(88d) Design of an Automatic Platform for Machine-Learning Model Based Molecular Property Optimization | AIChE

(88d) Design of an Automatic Platform for Machine-Learning Model Based Molecular Property Optimization


McDonald, M. - Presenter, Georgia Tech
Koscher, B., Massachusetts Institute of Technology
Ha, S. K., MIT
Greenman, K. P., Massachusetts Institute of Technology
McGill, C. J., North Carolina State University
Gomez-Bombarelli, R., Massachusetts Institute of Technology
Green, W., Massachusetts Institute of Technology
Jensen, K., Massachusetts Institute of Technology
Bilodeau, C., Massachusetts Institute of Technology
Developments in machine learning have led to models capable of predicting a range of interesting molecular properties. Similarly, predictive retrosynthesis tools trained on large reaction databases have enabled automated planning of routes to novel compounds. Combining property and synthesis prediction, along with molecule generative modeling, allows automation of the molecule discovery process in silico. Physical evaluation of property-optimized molecules is a widely known bottleneck in the molecular discovery space. We have attempted to overcome this bottleneck by building a robotic platform guided by machine learning models. The platform uses a machine learning based retrosynthetic planner to synthesize interesting molecules (those having top-performing or uncertain predicted properties) and to measure and give feedback on their properties, for optimization in an automated, iterative fashion. We target three properties—optical absorbance, water/octanol partitioning, and oxidative stability—and use a scaffold approach to discover new compounds in a well-plate-based molecular design-make-test cycle.

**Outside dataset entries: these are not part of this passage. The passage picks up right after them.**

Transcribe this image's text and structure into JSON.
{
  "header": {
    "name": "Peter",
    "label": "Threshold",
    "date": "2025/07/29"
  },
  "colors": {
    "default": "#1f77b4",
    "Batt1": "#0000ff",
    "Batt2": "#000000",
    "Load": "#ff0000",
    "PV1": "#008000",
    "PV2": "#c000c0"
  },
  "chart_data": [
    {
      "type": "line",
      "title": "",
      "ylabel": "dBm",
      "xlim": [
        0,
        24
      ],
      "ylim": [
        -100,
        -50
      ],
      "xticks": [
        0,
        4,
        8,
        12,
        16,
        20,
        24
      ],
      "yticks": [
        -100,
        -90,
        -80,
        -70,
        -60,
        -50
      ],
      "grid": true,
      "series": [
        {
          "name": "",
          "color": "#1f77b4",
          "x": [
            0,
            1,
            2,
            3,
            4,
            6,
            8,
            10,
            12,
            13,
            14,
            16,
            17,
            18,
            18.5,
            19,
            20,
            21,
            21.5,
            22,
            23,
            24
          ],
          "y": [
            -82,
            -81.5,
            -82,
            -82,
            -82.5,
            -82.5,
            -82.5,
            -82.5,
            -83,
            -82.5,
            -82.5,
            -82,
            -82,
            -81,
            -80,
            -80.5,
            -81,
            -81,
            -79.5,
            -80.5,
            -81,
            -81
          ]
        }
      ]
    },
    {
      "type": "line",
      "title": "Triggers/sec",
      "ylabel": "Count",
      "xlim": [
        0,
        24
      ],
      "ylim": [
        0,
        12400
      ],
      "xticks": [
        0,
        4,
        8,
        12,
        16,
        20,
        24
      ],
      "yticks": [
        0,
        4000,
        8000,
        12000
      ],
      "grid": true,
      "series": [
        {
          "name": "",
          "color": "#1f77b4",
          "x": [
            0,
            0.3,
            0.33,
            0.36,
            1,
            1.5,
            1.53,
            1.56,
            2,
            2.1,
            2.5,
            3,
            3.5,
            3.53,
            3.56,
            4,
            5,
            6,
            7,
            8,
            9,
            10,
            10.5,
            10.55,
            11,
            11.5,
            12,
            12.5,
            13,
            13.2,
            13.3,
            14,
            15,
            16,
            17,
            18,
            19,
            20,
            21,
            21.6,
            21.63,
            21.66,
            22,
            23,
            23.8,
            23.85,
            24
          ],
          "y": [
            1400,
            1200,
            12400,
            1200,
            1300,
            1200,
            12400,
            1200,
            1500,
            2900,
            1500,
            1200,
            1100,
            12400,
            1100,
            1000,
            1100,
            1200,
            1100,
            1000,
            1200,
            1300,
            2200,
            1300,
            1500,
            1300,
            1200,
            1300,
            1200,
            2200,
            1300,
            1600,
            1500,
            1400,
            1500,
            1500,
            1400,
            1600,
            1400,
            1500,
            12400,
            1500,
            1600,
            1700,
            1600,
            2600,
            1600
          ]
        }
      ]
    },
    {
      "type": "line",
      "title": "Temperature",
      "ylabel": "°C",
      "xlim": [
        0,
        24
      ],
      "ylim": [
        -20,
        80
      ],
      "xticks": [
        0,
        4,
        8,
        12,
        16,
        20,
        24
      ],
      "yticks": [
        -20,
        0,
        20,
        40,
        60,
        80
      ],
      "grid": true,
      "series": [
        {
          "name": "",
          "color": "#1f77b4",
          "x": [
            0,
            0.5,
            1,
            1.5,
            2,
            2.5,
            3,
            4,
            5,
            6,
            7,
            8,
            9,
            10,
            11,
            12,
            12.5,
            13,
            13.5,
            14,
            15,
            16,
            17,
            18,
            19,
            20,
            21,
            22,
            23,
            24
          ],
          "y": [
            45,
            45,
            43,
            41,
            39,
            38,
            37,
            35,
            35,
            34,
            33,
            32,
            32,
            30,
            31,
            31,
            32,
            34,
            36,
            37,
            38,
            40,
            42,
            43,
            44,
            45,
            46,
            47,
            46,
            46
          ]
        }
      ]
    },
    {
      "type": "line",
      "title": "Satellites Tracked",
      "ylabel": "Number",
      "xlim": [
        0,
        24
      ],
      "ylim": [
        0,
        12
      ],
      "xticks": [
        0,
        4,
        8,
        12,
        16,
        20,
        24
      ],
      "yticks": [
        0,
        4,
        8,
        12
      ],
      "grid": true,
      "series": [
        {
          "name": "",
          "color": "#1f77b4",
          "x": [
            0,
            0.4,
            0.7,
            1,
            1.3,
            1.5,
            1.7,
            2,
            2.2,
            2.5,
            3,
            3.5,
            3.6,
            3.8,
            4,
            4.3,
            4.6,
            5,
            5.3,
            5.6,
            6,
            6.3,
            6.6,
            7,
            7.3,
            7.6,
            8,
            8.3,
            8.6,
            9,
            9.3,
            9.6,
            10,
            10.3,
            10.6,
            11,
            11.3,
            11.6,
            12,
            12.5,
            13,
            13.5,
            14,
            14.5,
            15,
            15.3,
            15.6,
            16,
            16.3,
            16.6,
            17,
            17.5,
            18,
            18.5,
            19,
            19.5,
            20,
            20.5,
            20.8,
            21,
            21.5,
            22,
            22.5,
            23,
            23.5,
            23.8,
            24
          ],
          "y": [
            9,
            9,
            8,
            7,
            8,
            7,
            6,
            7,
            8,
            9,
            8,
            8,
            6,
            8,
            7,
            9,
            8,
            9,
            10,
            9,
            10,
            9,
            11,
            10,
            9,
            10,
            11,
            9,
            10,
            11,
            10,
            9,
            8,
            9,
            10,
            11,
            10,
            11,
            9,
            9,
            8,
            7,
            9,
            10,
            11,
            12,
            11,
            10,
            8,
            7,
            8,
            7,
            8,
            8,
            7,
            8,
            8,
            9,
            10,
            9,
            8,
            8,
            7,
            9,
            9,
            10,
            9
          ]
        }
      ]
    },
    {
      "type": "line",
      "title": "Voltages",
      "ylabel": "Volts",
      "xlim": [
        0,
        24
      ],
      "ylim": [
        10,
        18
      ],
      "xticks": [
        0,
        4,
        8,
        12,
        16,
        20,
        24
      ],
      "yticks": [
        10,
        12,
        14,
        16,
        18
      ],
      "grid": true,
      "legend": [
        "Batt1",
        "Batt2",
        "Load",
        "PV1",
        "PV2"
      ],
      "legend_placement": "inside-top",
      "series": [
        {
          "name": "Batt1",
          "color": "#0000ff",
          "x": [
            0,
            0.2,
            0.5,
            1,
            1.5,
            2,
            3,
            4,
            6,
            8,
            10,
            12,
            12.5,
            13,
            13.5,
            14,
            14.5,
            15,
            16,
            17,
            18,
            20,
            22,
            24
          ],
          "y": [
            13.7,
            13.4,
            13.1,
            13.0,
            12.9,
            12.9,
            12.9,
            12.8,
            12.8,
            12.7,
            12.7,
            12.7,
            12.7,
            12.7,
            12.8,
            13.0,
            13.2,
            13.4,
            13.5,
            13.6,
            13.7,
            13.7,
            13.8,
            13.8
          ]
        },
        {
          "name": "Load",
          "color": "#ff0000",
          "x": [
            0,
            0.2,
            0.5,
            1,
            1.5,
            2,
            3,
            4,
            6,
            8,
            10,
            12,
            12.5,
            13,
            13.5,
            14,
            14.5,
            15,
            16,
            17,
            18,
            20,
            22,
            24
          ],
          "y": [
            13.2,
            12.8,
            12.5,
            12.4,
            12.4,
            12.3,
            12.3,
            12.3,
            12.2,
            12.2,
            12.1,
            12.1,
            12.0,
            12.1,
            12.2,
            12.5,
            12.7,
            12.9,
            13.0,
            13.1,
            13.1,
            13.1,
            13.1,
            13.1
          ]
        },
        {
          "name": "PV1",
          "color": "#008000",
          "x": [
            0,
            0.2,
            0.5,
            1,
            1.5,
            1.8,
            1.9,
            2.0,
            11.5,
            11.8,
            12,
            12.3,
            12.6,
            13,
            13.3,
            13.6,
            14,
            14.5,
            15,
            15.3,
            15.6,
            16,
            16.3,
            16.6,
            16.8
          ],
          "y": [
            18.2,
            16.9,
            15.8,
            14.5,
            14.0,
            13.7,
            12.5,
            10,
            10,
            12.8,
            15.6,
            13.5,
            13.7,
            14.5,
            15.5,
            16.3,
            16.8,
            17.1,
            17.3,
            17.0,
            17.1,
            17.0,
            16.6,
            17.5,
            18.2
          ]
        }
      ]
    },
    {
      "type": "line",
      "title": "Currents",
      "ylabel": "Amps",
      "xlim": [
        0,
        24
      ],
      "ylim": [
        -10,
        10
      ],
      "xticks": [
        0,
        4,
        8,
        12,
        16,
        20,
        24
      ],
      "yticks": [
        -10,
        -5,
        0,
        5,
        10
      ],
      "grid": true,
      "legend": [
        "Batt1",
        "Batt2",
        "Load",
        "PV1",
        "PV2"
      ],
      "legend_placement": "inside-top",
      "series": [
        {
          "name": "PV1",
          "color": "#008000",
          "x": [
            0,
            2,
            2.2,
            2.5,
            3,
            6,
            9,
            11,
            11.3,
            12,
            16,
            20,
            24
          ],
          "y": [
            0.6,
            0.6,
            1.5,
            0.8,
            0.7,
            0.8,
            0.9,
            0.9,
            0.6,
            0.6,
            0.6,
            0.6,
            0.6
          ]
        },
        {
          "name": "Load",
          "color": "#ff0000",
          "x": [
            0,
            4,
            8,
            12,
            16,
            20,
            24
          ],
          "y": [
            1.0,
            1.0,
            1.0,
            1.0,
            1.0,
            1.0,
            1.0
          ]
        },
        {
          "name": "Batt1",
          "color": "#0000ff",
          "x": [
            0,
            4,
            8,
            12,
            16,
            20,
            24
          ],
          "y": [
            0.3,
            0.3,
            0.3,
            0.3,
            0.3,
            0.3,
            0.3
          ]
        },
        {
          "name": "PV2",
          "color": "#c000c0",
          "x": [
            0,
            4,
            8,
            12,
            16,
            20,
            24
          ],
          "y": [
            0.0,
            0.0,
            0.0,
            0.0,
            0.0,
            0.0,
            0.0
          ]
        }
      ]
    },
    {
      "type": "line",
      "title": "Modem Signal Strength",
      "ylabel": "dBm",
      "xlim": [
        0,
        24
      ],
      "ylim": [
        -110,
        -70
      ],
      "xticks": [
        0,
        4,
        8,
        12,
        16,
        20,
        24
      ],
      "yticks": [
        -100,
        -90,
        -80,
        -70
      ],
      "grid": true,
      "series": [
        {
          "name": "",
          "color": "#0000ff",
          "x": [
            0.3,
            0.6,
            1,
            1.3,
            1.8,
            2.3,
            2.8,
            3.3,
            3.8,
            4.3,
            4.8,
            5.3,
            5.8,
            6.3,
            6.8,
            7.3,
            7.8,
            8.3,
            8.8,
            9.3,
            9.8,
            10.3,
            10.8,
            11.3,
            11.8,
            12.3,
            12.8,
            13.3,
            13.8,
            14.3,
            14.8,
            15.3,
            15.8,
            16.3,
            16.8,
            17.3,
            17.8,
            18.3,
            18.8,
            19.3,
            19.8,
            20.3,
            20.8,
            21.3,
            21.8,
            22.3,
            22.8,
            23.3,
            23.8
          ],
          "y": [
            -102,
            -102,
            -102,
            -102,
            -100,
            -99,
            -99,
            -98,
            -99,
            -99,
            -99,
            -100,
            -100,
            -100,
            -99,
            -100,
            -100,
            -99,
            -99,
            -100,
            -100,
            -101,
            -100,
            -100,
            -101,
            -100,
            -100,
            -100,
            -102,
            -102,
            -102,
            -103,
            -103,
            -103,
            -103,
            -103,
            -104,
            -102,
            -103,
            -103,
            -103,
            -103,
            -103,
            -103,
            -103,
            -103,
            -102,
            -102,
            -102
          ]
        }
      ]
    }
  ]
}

As target molecules deviate more from the training data, the predictive power of the machine learning models decreases. To combat this, we have divided the discovery workflow into two phases: an exploration phase synthesizes a variety of molecules based on each scaffold to learn the particulars of said family, then, after retraining the models with the results of the first phase, an exploitation iteration creates a selection of high performers. Along the way, troublesome reactions are automatically optimized, with the results of optimization similarly being used to improve future synthetic routes. This talk will discuss the entirety of the workflow with respect to an example scaffold whose optical and partitioning properties have been optimized without sacrificing photo-oxidative stability. Automation efforts will be emphasized—particularly reaction execution and optimization in well plates, purification and isolation, product characterization, and engineering an interface between machine learning models and robotic hardware.